This is true and unfortunate. Although one goal of using modelling is to better understand age group differences in behaviour, another goal with the modelling to uncover behavioural mechanisms on this particular task, regardless of age. We believe that the Bayesian model provides a better account of choices as indicated by Bayesian model comparison. Furthermore, the Bayesian model uncovers potentially interesting contributions of uncertainty and confidence to choice on this task such as that perseveration is better accounted of by uncertainty aversion than by a choice kernel as commonly modelled. We have added in the Discussion a sentence acknowledging that the components of our model may not be able to capture age differences (Also see reviewer 2, point 6k):

“In fact, it is likely that the process underlying age differences in performance is not parametrised in the winning Bayesian model.”

4) The variables specific to the Bayesian model have only weak links with brain activity, contrary to the RW model-based predictions, on which main conclusions are built.

The reviewer is right that the variables specific to the Bayesian model have only weak links with brain activity. We have therefore taken out the analyses that show the relation of BOLD to confidence and variance. We have reanalysed our fMRI data using a GLM only including Q at choice (as opposed to Q, V and Crel). Our most interesting results relate to expected value and do not change using this new GLM. We now use the parameter estimates of this new model for expected value to analyse the relationship between Q, age and DA. We observed that the Bayesian model provides a better predictor of expected value in the vmPFC compared to the RW model, improving our ability to make inferences about the relationship between BOLD signal in this region and dopamine D1 receptor availability. This was demonstrated by a paired t-test between the residuals of both GLMs in their respective vmPFC ROIs. We have included this observation in the Results (Also see reviewer 1, second concern, and reviewer 2, point 4b).

“On the other hand, the Bayesian observed model generates better predictions of the BOLD signal in the vmPFC when Q as generated by each model was included as a parametric modulator at the time of choice (paired t-test comparing residuals of the respective GLM models across all voxels in the respective vmPFC ROI; t(56)=-5.62, p<0.001).”

Whereas the RW model provides a better predictor of expected value in the NAcc, the reported lack of RPE is not dependent on which model is used (Figure 4—figure supplement 1).

It is important to note that our vmPFC result is not dependent on the choice of model. When expected value is estimated using the RW model, the age group difference in anticipatory expected value in the vmPFC and its relationship to performance remains unchanged. The relationship between this activity and DA D1 BP is still significant, but does not survive correction for age. Nevertheless, the relationship between age and anticipatory activity in vmPFC does not survive the inclusion of DA D1 either. This does not allow for the disentanglement of age and DA D1 BP as contributors to vmPFC activity when using the RW model. By contrast, BOLD activity in vmPFC is better accounted for by the Bayesian model, which in turn is also a better model (taking appropriate account of the numbers of parameters). We suggest that these are good reasons to keep the Bayesian model as a predictor of brain activity.
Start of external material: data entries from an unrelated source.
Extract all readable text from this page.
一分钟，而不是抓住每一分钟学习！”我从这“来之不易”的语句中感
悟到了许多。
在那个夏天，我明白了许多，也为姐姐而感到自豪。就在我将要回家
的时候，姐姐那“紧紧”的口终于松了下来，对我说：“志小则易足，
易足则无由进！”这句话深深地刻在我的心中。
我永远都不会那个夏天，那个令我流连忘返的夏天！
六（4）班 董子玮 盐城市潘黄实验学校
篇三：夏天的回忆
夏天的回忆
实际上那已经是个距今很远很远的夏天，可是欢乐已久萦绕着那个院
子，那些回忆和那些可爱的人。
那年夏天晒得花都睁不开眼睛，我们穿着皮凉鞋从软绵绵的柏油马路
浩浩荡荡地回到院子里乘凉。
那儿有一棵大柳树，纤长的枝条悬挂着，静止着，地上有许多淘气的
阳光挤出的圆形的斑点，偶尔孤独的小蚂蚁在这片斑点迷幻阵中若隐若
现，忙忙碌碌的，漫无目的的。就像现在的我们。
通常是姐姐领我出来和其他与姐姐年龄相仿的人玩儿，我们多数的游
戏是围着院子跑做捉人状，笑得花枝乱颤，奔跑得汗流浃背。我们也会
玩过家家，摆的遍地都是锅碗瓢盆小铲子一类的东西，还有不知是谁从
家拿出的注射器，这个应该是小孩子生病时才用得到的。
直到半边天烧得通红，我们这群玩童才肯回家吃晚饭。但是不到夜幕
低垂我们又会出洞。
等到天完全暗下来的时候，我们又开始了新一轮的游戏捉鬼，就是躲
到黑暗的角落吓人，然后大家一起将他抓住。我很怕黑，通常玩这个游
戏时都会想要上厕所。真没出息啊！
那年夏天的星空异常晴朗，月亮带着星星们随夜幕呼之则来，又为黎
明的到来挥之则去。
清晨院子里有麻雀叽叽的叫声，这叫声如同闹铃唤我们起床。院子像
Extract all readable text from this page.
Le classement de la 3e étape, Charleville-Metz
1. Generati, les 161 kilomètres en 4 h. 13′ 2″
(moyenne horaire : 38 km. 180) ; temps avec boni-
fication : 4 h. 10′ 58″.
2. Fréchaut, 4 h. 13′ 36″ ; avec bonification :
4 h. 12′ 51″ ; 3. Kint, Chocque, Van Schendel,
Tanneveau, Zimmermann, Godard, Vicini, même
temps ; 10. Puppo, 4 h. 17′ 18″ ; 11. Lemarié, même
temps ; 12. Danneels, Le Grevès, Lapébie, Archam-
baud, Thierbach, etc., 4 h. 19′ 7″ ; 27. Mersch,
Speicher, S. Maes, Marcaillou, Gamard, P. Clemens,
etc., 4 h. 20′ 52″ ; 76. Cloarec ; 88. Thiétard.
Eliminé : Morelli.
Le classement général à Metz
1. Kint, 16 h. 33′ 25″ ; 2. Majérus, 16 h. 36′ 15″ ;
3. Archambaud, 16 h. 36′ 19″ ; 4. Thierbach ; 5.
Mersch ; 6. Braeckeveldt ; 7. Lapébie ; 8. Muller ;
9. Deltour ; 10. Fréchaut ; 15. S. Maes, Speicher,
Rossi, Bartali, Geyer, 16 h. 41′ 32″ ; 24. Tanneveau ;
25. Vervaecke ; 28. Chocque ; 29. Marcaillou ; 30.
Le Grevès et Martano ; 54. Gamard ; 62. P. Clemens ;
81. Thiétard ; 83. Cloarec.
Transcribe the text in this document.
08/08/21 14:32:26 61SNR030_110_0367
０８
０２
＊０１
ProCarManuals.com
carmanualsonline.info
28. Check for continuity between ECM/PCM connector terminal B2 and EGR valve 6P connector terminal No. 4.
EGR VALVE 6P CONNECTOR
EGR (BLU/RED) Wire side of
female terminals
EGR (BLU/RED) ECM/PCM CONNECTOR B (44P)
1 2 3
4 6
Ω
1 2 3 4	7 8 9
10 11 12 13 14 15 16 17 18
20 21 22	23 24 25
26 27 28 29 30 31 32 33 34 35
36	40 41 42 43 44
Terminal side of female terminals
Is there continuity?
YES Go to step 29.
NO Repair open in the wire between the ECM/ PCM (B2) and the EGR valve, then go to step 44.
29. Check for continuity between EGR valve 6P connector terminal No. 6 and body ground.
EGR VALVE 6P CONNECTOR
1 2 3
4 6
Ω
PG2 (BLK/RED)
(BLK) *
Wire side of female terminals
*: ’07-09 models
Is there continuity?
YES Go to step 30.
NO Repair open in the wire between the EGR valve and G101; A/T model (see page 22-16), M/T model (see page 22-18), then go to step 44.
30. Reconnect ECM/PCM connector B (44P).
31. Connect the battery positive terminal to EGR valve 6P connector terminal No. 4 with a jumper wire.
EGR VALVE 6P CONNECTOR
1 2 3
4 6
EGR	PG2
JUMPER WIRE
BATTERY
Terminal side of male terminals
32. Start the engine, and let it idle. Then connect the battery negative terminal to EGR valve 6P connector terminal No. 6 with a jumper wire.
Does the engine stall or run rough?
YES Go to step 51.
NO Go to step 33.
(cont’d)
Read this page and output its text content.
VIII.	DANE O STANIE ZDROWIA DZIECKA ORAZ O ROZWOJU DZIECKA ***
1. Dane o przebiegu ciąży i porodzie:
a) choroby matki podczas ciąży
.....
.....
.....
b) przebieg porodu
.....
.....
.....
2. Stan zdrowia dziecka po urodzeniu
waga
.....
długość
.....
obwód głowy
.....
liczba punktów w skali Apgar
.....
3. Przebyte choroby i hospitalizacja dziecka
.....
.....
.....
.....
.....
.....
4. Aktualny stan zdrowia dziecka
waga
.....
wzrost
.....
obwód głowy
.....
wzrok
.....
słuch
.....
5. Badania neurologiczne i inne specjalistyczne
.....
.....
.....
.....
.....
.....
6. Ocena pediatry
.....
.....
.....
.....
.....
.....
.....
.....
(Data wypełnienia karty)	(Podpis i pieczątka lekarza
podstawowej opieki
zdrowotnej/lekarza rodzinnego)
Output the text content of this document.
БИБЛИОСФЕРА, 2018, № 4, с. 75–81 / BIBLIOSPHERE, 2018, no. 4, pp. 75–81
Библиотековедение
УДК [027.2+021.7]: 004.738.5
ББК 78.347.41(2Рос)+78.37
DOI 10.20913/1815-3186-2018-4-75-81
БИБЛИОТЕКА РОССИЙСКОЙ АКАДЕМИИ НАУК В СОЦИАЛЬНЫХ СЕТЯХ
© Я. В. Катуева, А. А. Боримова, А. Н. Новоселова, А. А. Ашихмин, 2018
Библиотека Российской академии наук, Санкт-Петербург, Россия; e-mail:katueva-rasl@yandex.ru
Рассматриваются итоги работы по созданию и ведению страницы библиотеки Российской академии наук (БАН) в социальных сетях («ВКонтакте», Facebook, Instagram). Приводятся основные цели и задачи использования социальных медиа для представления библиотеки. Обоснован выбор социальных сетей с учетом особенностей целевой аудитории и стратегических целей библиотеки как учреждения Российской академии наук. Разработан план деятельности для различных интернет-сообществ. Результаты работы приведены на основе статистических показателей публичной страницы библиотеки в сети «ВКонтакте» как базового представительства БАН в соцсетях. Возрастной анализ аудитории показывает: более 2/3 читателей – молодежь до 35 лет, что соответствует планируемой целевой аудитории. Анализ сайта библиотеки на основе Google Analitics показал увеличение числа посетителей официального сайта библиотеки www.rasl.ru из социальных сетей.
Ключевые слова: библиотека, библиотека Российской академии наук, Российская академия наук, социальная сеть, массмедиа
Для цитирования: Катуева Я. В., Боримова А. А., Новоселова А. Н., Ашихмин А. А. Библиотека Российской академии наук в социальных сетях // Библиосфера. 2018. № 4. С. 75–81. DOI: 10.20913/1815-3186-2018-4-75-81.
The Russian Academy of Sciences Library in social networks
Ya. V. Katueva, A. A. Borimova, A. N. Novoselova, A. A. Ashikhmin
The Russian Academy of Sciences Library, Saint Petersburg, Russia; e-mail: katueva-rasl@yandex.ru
Besides, I have some other concerns:

– As far as I understand, a unique random walk was used to generate reward probabilities for all participants. From the plot in Figure 1 it looks like a noisy reversal, which raises the issue of possible age-related deficits in reversal per se, and of the anti-correlation between cues that may induce the belief that outcomes inform on both cues (subject might normalize the two option values). These possibilities should be discussed.

The reviewer is right that the TAB task can be seen as a noisy reversal learning task whereby the key determinant of which stimulus is chosen is expected value. However, as shown by our winning model, choice is also modulated by uncertainty and relative confidence.

Our results demonstrate that performance in the task is at least partly supported by the expected value signal in the vmPFC and that the strength of this signal explains the effects of age on performance. However, as pointed out by the reviewer, other mechanisms such as executive control may be at play. We attempted to uncover one such alternative mechanism by looking at brain responses on switch trials. However, after controlling for RT and value difference (as suggested by reviewer 2) these brain responses were no longer correlated with measures of performance, suggesting that they may be related to the differences in value. We have removed these results from the manuscript but extended the discussion to suggest that differences in executive functions such as the ability to inhibit a response to previously rewarded option could also be at play in our task because of the fact that the task can be seen as a noisy reversal learning task:

“Our results show that performance in the TAB is supported by the expected value signal in the vmPFC and that the strength of this signal explains the effects of age on performance. However, considering that the TAB can be seen as noisy reversal learning task, it is a possibility that differences in executive functions – such as the ability to inhibit a response to previously rewarded option – contribute to age group differences in our task (19).”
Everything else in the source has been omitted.